My favourite Highbury moment
In a perverse way it was a moment that probably marked the beginning of the end for the old girl. Arsene Wenger saw the potential of the Club, and knew that 38,500 was too small a crowd for a Club of this stature. Whether we should have left is an argument for another day, but if the signing of Ozil is the start of things to come then it may yet have been worthwhile. Like I say, some other day.
What an atmosphere
When it did come time to leave it was one of the saddest days I've ever experienced. You'd hoped it would never arrive, while knowing that it always would. We used to meet up with the other Dover Gooners in the shadow of the East Stand before matches in those days. The usual meeting took place that day, though I was already welling up before I went in to the ground. Of course we won and got in to the Champions League and all that was great, but this was the end.

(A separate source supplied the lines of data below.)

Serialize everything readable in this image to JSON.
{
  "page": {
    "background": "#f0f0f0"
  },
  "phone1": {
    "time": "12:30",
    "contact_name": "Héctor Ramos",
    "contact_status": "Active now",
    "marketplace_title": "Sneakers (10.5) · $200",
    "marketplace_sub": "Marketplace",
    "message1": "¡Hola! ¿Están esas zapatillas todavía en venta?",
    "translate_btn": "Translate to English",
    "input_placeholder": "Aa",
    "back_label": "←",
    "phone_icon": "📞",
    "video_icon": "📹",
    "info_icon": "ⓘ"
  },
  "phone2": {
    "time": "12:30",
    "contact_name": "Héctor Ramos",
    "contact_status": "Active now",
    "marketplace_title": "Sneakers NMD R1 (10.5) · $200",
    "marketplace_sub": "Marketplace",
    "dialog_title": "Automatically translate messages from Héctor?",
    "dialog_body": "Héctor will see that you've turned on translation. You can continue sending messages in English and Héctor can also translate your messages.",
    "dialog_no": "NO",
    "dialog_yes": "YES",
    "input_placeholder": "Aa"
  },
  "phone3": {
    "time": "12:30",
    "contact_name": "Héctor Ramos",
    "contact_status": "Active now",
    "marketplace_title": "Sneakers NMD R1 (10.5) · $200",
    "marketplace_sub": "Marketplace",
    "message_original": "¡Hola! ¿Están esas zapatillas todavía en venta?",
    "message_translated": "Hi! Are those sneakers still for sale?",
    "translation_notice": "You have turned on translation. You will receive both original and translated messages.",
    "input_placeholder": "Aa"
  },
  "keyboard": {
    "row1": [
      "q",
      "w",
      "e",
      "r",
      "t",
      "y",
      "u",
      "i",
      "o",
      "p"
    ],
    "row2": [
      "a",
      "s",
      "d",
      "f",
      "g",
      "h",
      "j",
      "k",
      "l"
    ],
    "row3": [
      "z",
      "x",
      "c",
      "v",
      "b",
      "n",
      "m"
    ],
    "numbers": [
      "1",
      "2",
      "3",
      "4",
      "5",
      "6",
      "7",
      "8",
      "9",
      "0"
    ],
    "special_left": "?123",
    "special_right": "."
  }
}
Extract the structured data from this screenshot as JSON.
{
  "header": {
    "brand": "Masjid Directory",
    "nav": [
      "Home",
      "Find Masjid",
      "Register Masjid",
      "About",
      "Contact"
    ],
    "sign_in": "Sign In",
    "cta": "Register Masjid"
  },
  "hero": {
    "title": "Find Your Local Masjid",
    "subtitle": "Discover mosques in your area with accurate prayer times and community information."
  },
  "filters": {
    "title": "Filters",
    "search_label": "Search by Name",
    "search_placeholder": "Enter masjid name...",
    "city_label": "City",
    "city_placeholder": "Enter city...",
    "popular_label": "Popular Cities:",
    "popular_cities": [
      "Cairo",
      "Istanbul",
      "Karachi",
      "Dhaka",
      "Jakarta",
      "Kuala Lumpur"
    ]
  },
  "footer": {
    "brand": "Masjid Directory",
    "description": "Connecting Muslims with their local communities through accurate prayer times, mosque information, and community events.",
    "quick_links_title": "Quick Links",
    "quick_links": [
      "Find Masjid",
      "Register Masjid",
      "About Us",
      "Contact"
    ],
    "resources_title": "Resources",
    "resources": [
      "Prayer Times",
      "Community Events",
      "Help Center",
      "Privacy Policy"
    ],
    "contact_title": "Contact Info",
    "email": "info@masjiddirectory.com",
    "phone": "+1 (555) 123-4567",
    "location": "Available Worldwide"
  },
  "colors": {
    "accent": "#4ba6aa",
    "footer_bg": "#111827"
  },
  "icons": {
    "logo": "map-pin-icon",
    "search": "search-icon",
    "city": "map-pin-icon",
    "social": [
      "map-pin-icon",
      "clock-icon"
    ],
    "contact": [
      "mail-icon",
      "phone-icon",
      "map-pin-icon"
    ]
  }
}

Over the years we'd made lifelong friends with those around us. To Dad's right throughout my childhood was Bob Everett. Bob died in Summer 2001, and his son Glenn had taken over the season ticket from his Dad. Bob had been to the Cup Winners Cup Final with Dad in 1980, and was with us (and Glenn) before the 1998 Cup Final. We'd met up at Derby before a League Cup tie on the road to Wembley in 1992. Bob was just always there at Arsenal when I was a boy. He'd seen me and my brothers grow up. He was the first person Dad phoned after Mickey Thomas won the Title for us at Anfield - two old Arsenal fans sharing the most special moment in 18 years. When the Club played a montage of the players we've lost in the closing celebrations we were urged by Tom Watt to remember those around us that couldn't be there. Glenn put his arm round me and Dad and it was a moment that summed up Highbury for me - it was all about family. We were all one big Arsenal family. I'm actually quite teary as I write this. To my left was Gary Goodson and his family, who have also become special friends. Gary stopped going on a regular basis a year after we moved down the road. The way the Club had allocated the new seats meant it just wasn't the same for him as we'd all been split apart. The new breed of "fan" is something Gary seriously dislikes. A year or two ago he came with his son, Daniel, and sat with us as the boys won a Champions League tie. Sitting next to Dad he said it was just like old times, and he wasn't wrong. Daniel, Laura and Nicola are still regulars, and occasionally take a ticket off our hands when one of us can't make it. Family and friendship has endured despite leaving Highbury, and isn't that what it should all be about? Saying goodbye to Highbury was something I found so hard to do. I cried and cried as I walked out that final time. Block F, Row E, Seat 161. That was my season ticket. My home. My family. That's what Highbury meant to me. It was genuinely a Cathedral of worship, The Home Of Football.